Er nickte. Ich schaute aus dem Fenster. Im Gegensatz zu unserer Heimat, war hier alles flach. Ich schaute auf die Uhr. Es war halb sechs. Also würde die Fahrt noch etwa hier Stunden dauern. Ich freute mich auf Paris und wollte unbedingt auf den Eiffelturm und in das Wachsfigurenkabinet. Morgens wollte ich Croissants und abends Baguette essen und es mir so richtig gut gehen lassen, durch alle Geschäfte stöbern, auch wenn ich kein Geld hatte, um mir etwas zu kaufen. Aber dann fiel mir wieder ein, dass ich ein Vampir war und keine menschliche Nahrung zu mir nehmen konnte und dass ich auch lernen musste, mich zu kontrollieren und das würde bestimmt nicht leicht werden.

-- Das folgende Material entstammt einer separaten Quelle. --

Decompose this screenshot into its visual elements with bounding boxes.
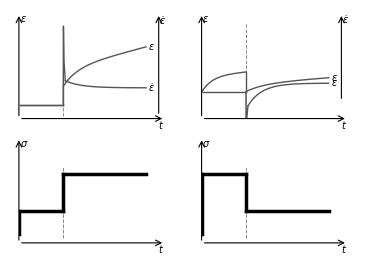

Nach zwei Stunden hielten wir das erste Mal und die ältere Frau mit der großen Tasche stieg aus. Dafür kamen sechs Männer in Anzügen in unser Abteil und setzten sich auf den Vierersitzplatz uns gegenüber, zwei dahinter. Die Männer waren gut gelaunt und plauderten munter miteinander. Wahrscheinlich waren sie auf dem Weg zur Arbeit. Ich schaute wieder aus dem Fenster. Wir fuhren durch ein kleines Städtchen, in dem sich ein Haus ans andere reihte und nur ein schmaler Grünstreifen als Garten diente. Ich meinte, jetzt schon beurteilen zu können, dass ich lieber auf dem Land lebte als in einer Stadt. Der Zug fuhr wieder an. Bäume, Büsche und Felder rasten vorbei und verschwammen zu einem Farbverlauf aus braun, gelb und grün. Die Männer neben uns unterhielten sich weiter und lachten. Ich schaute auf die Uhr: 7:40 Uhr. Die Zeit verging schleichend langsam. Ich blickte wieder raus und wieder auf die Uhr: 7:42 Uhr.

„Bist du schon aufgeregt?", fragte Jace plötzlich.

Ich wandte mich erstaunt zu ihm. „Wieso?"

„Ich war auch aufgeregt, als ich das erste Mal in eine Stadt kam und dann direkt Paris. Ich war ja vorher noch nie in einer Stadt gewesen, die mehr als tausend Einwohner hatte. Du auch nicht, oder?"

Ich nickte. Wenn man auf unsere Schule ging, kam man überhaupt nicht dazu, vor dem Abschluss in die Stadt zu fahren. Nur die Schüler, die in den Ferien nach Hause fuhren, hatten Erfahrungen mit dem Stadtleben. Aber da meine Zieheltern im Dorf gewohnt hatten und wir Kinder auch dort zur Grundschule gegangen waren, hatte ich keine Ahnung, wie man sich in einer Großstadt verhalten musste.

„Da, siehst du?" Jace zeigte aus dem Fenster. Ich folgte seinem Deut und konnte in der Ferne eine dünne schwarze Linie ausmachen, die das Grün der Wiesen von dem Blau des Himmels trennte. Ich schaute zu meinem Bruder. Er nickte lächelnd.

Während der restlichen Fahrt konnte ich meinen Blick nicht mehr abwenden, während die Linie immer dicker wurde, je näher wir kamen. Irgendwann konnte man schon Konturen erkennen: Hochhäuser, kleine Häuser, Reihenhäuser, Leuchtreklame und den Eiffelturm. Dann kamen wir immer näher und schließlich ratterte der Zug an den ersten grauen Bauten vorbei. Mein Herz schlug schneller. Wir waren in Paris angekommen.